Personnellement, quand je cherche un logiciel pour mon entreprise ou pour moi, je suis tenté d’aller vers quelque chose de gratuit.

Que ce soit pour mon pour mon ordinateur personnel, mon téléphone intelligent ou pour mon serveur d’entreprise, j’essaie de trouver une alternative efficace mais gratuite. Ne me méprenez pas, je ne cherche pas à pirater une version logicielle payante mais bien à trouver un logiciel « légalement » gratuit.

Cette pratique peut être intéressante économiquement mais il est important de bien comprendre dans quoi on s’embarque quand on choisit un logiciel gratuit.
Dans cet article, je donnerai mon opinion sur certaines questions que j’encontre régulièrement:

1- Est-ce qu’un logiciel gratuit est de moins bonne qualité?

Non! Il peut l’être mais ce n’est pas nécessairement le cas. A titre d’exemple, diriez-vous que Google ou Facebook offrent des logiciels de piètre qualité?
En fait, il faut comprendre que ce n’est pas parce qu’une entreprise offre le logiciel gratuitement aux utilisateurs qu’elle ne fait pas d’argent avec son logiciel. Si c’était le cas, on ne verrait pas autant de logiciels gratuit que l’on en voit.

2- Pourquoi un fournisseur voudrait-il donner son logiciel?

Les fournisseurs logiciels sont rarement idiots. S’ils donnent leur logiciel c’est parce qu’ils ont une idée derrière la tête pour rentabiliser ou promouvoir leur entreprise.

3- Comment un fournisseur peut-il faire de l’argent avec un logiciel gratuit?

Premièrement il est important de comprendre que gratuit ne veut pas nécessairement dire gratuit à perpétuité ou encore gratuit pour toutes les versions. En effet, il existe plusieurs logiciels qui offrent des périodes d’essai gratuites ou encore des versions de base gratuites. Si on veut poursuivre l’utilisation du logiciel ou faire une mise à niveau, on doit payer.

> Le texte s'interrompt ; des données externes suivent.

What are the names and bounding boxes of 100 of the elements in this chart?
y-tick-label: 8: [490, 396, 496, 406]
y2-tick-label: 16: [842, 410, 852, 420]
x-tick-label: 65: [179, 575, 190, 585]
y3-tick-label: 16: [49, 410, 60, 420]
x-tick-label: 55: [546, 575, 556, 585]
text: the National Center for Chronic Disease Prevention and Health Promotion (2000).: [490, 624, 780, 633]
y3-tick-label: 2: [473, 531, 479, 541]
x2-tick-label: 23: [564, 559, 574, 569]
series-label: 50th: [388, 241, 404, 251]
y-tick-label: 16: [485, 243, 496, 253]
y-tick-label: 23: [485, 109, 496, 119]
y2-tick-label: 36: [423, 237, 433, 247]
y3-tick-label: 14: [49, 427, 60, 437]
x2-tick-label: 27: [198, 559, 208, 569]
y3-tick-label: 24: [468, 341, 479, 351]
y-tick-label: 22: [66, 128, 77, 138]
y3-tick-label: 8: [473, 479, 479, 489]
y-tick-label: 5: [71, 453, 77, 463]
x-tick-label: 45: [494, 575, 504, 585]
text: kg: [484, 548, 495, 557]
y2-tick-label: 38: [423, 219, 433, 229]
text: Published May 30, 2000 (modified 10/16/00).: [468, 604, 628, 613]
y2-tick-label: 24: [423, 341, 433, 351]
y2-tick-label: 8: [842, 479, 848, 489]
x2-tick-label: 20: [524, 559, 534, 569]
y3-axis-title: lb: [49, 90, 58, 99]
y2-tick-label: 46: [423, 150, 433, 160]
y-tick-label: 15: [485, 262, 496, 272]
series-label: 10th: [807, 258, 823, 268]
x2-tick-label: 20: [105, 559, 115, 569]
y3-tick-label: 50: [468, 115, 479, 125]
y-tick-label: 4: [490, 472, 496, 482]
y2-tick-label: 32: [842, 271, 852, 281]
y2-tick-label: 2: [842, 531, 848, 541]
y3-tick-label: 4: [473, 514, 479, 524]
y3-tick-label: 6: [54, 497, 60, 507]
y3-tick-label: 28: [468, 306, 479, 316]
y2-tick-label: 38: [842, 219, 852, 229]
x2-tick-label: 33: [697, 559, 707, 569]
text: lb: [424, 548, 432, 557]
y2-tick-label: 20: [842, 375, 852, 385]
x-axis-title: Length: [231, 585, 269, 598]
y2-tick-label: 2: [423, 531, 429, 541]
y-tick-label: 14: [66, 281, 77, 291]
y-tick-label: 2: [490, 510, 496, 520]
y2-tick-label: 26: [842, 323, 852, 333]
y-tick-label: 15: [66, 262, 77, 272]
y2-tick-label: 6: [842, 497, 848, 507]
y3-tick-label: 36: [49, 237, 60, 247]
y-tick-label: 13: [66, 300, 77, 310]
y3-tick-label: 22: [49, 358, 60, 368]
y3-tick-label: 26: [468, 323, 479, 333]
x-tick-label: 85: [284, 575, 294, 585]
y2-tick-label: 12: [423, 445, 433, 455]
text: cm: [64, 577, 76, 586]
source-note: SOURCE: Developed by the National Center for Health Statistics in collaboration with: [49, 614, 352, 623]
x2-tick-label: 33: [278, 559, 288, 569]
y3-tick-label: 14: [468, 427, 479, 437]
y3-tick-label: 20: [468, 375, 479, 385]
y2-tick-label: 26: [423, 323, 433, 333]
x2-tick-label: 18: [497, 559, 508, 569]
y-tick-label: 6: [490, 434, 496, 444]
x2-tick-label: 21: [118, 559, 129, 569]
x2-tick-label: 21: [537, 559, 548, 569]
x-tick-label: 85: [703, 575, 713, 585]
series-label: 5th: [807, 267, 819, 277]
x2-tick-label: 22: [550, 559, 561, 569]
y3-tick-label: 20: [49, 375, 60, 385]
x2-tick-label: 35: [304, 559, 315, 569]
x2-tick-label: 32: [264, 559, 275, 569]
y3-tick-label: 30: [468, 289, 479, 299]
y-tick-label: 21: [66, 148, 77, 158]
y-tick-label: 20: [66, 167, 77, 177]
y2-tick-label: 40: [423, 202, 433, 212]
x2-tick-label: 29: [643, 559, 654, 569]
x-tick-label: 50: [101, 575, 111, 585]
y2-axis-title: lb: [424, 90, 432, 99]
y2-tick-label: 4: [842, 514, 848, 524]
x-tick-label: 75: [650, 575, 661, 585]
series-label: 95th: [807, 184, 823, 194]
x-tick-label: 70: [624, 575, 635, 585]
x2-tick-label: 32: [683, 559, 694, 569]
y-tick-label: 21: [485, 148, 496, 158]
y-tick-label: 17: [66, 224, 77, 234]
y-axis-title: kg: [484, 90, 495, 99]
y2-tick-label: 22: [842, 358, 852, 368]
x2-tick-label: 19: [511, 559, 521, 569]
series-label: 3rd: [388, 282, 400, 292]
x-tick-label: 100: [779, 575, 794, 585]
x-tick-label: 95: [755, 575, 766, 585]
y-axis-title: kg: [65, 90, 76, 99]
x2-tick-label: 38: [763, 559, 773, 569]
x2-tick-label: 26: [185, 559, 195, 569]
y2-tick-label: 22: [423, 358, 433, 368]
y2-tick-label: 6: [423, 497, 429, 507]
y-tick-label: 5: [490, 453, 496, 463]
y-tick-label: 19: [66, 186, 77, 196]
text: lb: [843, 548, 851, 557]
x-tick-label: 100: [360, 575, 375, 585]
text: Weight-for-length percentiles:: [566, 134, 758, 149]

Ceci dit, les fournisseurs qui offrent des logiciels gratuits le font généralement soit pour promouvoir leurs compétences, soit pour se ramasser un grand nombre de clients rapidement, ou soit pour rentabiliser le logiciel par d’autres moyens secondaires telles que la publicité.

4- Est-ce qu’un logiciel gratuit veut dire qu’il est à code libre (« open source »)?

Non… et cette réponse s’applique des deux sens.  Un logiciel à code libre n’est pas nécessairement gratuit et un logiciel gratuit n’est pas nécessairement à code libre.
Code libre veut dire que le fournisseur offre au client d’avoir accès au code d’une manière ou d’une autre (visualisation, modification, distribution, etc.) mais ne lui donne pas nécessairement le droit de l’utiliser gratuitement.  D’un autre côté, un fournisseur peut très bien vouloir offrir son logiciel gratuitement sans offrir le code.

5- Ai-je des obligations face à un logiciel gratuit?

Généralement oui.  Un logiciel gratuit ne veut pas dire qu’il n’est pas contraint à des licences. D’ailleurs, tout logiciel devrait inclure une licence même si c’est pour dire qu’on offre tous les droits à l’utilisateur. Une licence sert à indiquer les rôles et obligations que doivent respectivement jouer l’utilisateur et le fournisseur.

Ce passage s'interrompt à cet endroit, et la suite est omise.